If you immuno-stain slides that will be used from paraffin embedded material you need the
target retrieval. The SLµCUT system works with a metal frame membrane slide which can
not microwaved. Instead it is recommended to use a pressure cooker (5 min under pressure),
or an enzyme digest.
5. DNA AND RNA EXTRACTION FROM MICRODISSECTED MATERIAL
5.1. RNA Extraction
After micro dissection pipette 50µl GTC solution with 1% beta-Mercaptoethanol in your tube
and invert, vortex for 1 min and store it in this position on ice for 3 min.

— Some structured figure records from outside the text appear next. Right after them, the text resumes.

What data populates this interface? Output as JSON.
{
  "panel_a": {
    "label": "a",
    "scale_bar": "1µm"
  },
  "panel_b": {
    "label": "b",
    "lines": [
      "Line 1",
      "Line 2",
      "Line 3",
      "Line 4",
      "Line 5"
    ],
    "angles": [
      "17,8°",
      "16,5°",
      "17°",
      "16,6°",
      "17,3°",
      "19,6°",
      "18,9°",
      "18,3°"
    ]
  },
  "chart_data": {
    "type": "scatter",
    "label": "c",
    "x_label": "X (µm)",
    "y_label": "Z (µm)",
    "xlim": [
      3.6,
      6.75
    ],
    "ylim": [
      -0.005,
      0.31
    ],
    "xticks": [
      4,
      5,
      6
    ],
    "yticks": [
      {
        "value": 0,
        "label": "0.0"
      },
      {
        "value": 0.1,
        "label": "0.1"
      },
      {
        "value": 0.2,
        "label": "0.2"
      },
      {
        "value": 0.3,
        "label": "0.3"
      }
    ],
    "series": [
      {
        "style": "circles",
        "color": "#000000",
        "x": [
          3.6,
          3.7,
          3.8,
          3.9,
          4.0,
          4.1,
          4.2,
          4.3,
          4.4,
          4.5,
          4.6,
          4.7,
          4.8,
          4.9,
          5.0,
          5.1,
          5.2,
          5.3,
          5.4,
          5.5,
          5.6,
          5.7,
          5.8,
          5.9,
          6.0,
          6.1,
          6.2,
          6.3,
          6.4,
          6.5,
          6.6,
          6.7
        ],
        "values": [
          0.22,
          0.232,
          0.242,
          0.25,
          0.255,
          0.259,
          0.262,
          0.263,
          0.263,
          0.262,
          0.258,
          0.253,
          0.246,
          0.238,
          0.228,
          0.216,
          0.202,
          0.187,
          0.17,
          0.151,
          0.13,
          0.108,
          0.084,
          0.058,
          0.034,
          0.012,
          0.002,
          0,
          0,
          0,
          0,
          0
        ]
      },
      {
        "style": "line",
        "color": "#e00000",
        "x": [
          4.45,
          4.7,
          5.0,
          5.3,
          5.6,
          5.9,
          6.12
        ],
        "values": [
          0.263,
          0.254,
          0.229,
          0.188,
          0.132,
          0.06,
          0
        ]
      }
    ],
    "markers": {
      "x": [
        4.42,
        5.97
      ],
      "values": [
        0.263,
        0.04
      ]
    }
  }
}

Vortex once more and spin it slowly. The sample can be left overnight at this stage. If you are
using kit such as; Stratagene Absolutely RNA Nanoprepkit continue as described in the
enclosed protocol.
If you use the GTC buffer solution you can store this lysate for weeks in a –80°C deep
freezer.
Attention: You don’t lose RNA by doing the microdissection, you lose the RNA before and
after the microdissection step. The main point here being, proper handling of the sample in
your lab is very important. This means clean the instrument stage each morning with bleach
(25ml saturated sodium hyper chloride solution in 1 Litre water.). Wear a lab coat, change
your gloves frequently, and work in a “clean area. Watch that all solutions and materials are
RNAse free.
5.2. DNA extraction
After Micro dissection, pipette 50µl Lyses buffer from the Strata Prep PCR Purification
Kit (add 0.05% Proteinase K and 1% Tween 20), or other DNA extraction buffer.
Pre warm the closed tubes in the upright position for 5 min at 42°C then invert the tubes to
contact the buffer with the cells and incubate over night at 42°C
After incubation, spin the tubes 5 min slowly and heat the cap 10 min at 95°C to inactivate the
Proteinase K.
Follow the steps as described in your protocol.